If you want to better understand how this flow works, there is a nice diagram in Auth0 documentation.

Configuration in the JetBrains HTTP Client

To make the authorization code flow work in the HTTP Client, all I have to do is provide the configuration for the Azure AD B2C tenant in the HTTP environment file.

Here is an example of such configuration:

{
  "apiUrl": "https://localhost:5001/api",
  "Security": {
    "Auth": {
      "CIAM": {
        "Type": "OAuth2",
        "Grant Type": "Authorization Code",
        "PKCE": true,
        "Client ID": "3a53c90d-20c4-40e9-b440-4825b70374d7",
        "Scope": "openid offline_access profile https://mytenant.onmicrosoft.com/security/user.read",
        "Auth URL": "https://mytenant.b2clogin.com/mytenant.onmicrosoft.com/b2c_1_sign_in/oauth2/v2.0/authorize",
        "Token URL": "https://mytenant.b2clogin.com/mytenant.onmicrosoft.com/b2c_1_sign_in/oauth2/v2.0/token",
        "Redirect URL": "https://localhost:8080/oidc-callback",
        "Acquire Automatically": true
      }
    }
  }
}
💡
Instead of setting PKCE to true, you can set if to a JSON object with the code challenge method and code verifier to use in it.
💬
In this example, I have set a local Redirect URL as my front was running locally. But I could also have set the Redirect URL to another environment where my web application is running.

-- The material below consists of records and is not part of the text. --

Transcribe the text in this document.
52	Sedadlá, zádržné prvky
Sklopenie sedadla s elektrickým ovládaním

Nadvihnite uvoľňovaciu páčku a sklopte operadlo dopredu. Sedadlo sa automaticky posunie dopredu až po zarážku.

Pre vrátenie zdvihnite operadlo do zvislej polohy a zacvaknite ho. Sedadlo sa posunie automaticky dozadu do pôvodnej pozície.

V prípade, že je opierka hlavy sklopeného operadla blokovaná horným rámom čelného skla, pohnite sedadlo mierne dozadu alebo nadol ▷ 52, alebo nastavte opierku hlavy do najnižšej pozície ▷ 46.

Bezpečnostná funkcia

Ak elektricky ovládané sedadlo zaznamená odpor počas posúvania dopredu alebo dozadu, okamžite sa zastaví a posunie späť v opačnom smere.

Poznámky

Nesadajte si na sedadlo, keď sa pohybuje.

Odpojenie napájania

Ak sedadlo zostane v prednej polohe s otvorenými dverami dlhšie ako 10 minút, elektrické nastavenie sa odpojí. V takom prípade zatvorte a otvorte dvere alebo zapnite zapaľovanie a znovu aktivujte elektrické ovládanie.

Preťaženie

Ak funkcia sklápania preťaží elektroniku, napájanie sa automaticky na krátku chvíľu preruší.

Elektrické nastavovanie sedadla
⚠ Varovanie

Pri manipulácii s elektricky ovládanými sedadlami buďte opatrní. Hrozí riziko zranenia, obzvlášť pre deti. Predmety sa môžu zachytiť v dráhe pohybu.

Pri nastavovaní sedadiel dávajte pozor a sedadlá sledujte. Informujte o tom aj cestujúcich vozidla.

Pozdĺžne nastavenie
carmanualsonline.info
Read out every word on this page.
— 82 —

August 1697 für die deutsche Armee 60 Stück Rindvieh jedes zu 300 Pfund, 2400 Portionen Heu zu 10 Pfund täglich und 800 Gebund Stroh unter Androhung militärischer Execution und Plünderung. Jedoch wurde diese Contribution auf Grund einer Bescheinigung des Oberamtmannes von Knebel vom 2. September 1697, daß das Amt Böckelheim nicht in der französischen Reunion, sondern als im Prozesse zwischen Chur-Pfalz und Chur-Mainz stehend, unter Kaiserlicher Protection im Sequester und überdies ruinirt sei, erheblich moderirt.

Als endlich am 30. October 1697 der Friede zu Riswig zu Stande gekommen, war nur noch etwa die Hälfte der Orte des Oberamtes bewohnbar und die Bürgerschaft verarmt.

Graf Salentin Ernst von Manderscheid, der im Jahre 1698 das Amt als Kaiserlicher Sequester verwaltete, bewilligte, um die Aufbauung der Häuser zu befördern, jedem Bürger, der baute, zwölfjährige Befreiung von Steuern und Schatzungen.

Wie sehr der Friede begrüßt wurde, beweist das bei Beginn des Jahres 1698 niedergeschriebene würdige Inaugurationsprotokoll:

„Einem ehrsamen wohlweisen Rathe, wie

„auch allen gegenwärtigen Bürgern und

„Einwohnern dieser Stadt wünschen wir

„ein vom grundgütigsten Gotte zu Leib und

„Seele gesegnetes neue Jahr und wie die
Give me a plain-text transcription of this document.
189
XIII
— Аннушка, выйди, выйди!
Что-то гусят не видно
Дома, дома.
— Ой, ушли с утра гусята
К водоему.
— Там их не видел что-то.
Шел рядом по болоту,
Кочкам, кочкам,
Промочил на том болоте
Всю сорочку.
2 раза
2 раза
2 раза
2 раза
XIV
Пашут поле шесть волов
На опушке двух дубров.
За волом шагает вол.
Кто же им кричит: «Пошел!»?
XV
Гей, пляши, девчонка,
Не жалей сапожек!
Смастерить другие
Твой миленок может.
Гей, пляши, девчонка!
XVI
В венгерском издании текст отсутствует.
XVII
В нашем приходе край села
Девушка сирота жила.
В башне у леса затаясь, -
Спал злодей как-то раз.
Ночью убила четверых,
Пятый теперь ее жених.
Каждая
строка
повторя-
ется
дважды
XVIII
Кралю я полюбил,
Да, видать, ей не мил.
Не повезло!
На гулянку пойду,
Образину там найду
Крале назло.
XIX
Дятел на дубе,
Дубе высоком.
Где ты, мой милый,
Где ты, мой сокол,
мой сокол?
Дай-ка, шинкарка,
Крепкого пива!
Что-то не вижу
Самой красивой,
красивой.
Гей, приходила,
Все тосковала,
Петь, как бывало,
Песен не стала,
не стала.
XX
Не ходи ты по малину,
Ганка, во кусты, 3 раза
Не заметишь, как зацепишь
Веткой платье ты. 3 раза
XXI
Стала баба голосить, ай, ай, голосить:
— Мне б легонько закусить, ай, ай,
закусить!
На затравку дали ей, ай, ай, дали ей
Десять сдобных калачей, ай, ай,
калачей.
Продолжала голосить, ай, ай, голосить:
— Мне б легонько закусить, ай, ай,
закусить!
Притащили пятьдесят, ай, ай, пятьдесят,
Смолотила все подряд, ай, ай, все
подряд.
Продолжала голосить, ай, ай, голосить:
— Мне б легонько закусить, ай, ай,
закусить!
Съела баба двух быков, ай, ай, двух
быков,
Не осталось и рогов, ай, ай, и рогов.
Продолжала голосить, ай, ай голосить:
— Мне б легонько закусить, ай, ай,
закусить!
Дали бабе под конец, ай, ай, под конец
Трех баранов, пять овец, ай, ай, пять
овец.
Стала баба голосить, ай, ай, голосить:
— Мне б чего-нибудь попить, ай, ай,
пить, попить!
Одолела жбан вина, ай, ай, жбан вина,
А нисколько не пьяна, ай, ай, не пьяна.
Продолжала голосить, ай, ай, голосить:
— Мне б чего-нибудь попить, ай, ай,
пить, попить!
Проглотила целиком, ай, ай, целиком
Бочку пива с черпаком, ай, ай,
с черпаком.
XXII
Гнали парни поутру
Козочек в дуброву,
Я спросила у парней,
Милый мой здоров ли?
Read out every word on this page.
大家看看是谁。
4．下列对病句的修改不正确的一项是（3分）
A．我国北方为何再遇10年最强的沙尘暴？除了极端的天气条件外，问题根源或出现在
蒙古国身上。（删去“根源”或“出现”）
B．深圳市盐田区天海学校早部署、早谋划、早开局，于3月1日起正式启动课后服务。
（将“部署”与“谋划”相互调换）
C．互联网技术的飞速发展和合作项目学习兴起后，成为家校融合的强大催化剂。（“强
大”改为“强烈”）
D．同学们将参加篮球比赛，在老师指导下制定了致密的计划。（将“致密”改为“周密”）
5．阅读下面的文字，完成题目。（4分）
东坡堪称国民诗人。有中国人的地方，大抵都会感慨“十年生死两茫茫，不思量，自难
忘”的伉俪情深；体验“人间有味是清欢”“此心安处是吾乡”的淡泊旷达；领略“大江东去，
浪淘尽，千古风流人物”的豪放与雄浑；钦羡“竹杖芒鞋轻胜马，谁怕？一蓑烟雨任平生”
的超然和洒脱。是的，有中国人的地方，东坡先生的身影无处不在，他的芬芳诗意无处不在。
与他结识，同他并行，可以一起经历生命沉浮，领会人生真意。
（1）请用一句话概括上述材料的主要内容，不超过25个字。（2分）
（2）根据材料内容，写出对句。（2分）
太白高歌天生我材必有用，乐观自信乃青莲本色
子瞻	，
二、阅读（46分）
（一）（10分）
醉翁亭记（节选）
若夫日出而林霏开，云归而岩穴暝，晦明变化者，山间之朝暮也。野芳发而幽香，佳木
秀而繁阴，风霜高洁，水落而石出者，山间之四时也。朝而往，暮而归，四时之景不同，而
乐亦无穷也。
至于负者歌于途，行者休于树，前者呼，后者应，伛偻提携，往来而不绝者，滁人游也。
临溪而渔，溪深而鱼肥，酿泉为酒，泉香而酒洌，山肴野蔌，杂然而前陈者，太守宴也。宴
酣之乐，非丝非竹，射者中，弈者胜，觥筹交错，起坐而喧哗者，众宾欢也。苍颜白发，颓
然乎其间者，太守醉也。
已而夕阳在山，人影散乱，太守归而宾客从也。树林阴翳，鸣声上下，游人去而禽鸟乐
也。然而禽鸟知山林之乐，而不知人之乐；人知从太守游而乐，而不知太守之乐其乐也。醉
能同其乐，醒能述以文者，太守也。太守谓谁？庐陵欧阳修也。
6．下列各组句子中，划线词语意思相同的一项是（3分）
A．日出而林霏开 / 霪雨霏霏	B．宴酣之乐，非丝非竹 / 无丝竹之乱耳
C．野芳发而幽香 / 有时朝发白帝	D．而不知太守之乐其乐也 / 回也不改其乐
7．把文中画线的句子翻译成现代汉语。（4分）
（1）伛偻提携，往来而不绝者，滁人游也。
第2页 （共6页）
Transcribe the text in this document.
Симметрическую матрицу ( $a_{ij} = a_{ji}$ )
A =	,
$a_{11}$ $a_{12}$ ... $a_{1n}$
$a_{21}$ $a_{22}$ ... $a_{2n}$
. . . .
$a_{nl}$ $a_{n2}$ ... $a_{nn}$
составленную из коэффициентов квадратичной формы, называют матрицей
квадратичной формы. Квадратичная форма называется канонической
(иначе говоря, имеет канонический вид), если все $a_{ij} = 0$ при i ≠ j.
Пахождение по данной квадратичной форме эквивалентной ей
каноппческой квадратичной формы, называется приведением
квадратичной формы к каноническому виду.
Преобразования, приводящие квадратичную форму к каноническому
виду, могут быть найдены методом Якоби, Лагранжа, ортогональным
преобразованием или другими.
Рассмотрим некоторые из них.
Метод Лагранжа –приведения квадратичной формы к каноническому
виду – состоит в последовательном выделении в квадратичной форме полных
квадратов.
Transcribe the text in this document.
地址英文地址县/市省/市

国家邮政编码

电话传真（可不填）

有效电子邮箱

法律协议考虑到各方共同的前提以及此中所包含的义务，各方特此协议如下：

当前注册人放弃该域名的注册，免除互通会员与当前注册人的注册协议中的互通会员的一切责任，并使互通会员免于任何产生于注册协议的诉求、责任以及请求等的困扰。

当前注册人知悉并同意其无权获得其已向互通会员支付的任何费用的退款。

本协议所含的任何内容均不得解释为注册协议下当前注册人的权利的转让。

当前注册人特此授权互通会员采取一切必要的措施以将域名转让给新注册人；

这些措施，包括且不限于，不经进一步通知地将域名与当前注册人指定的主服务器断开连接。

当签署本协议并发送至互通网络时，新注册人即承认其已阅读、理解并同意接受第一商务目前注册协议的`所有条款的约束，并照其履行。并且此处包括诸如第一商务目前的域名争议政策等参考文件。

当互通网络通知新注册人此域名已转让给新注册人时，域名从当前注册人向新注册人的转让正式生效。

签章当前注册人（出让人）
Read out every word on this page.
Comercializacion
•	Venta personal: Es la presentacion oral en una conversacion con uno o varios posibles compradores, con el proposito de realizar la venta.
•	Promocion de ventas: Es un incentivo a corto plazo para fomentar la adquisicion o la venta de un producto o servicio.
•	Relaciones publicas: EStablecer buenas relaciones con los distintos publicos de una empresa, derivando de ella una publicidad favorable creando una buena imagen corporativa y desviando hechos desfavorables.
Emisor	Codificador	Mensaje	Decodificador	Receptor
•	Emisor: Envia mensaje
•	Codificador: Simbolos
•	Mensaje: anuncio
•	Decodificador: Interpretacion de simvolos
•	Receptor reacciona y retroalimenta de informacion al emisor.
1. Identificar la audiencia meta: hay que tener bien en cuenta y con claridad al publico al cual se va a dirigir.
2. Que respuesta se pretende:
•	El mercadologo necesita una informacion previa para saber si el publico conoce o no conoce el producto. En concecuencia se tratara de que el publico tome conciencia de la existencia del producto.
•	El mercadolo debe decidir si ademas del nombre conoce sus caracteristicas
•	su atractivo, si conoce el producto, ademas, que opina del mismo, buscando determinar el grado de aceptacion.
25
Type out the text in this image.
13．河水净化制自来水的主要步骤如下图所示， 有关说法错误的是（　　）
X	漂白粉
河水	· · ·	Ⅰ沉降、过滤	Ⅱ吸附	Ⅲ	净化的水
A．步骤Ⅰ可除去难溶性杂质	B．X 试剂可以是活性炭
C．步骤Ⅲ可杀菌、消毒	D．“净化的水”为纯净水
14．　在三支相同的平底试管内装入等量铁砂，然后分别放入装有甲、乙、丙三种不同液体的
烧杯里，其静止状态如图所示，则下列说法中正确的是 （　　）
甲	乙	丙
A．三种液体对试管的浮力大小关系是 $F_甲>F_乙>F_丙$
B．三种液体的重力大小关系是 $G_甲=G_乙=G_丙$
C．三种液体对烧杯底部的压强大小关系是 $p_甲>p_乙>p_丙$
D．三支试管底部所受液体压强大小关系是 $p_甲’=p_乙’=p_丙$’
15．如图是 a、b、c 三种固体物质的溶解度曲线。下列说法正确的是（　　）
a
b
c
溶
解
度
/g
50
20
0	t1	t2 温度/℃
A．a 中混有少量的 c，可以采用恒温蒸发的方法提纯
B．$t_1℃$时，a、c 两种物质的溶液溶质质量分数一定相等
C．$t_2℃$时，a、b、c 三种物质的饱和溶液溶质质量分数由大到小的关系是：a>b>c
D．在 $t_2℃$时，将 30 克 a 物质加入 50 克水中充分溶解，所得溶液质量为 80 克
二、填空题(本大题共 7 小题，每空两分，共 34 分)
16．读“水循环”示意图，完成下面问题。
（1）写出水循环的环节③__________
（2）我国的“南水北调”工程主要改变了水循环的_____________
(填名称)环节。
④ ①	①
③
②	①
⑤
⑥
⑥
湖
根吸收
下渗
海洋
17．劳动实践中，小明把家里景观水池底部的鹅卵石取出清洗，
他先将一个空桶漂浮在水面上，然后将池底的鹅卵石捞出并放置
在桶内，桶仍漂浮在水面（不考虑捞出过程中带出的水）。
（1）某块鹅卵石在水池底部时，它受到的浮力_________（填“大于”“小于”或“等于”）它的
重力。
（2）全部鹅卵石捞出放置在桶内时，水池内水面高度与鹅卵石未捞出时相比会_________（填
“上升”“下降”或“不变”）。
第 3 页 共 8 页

You can check the JetBrains documentation to have more information about the HTTP Client support for OAuth 2.0 authorization.

Authenticated HTTP Requests in the HTTP file

Once the configuration is set, retrieving an access token can be done with a simple click in the configuration file.

The authentication process is logged so we can check the requests made and identify any mistakes made in the configuration.

HTTP authentication log

Hopefully, we don't have to manually retrieve an access token each time we need to execute an HTTP request in an HTTP file of our IDE. We can just use the {{$auth.token()}} variable in the Authorization header of our requests, like this:

GET {{apiUrl}}/products
Authorization: Bearer {{$auth.token("CIAM")}}

The IDE will handle the rest for us.

Wrapping up

The HTTP Client OAuth 2.0 feature in JetBrains IDEs has greatly simplified making authenticated HTTP requests to secure APIs. While this article focused on Azure AD B2C, the same principles apply to other Authorization Servers, with only the authorize and token endpoints differing.

I hope other IDEs will adopt this feature, using the same convention for the $auth.token() variable and its configuration. The only drawback is for developers not using JetBrains IDEs, who will need to adjust requests containing the $auth.token() variable to run them in their IDEs.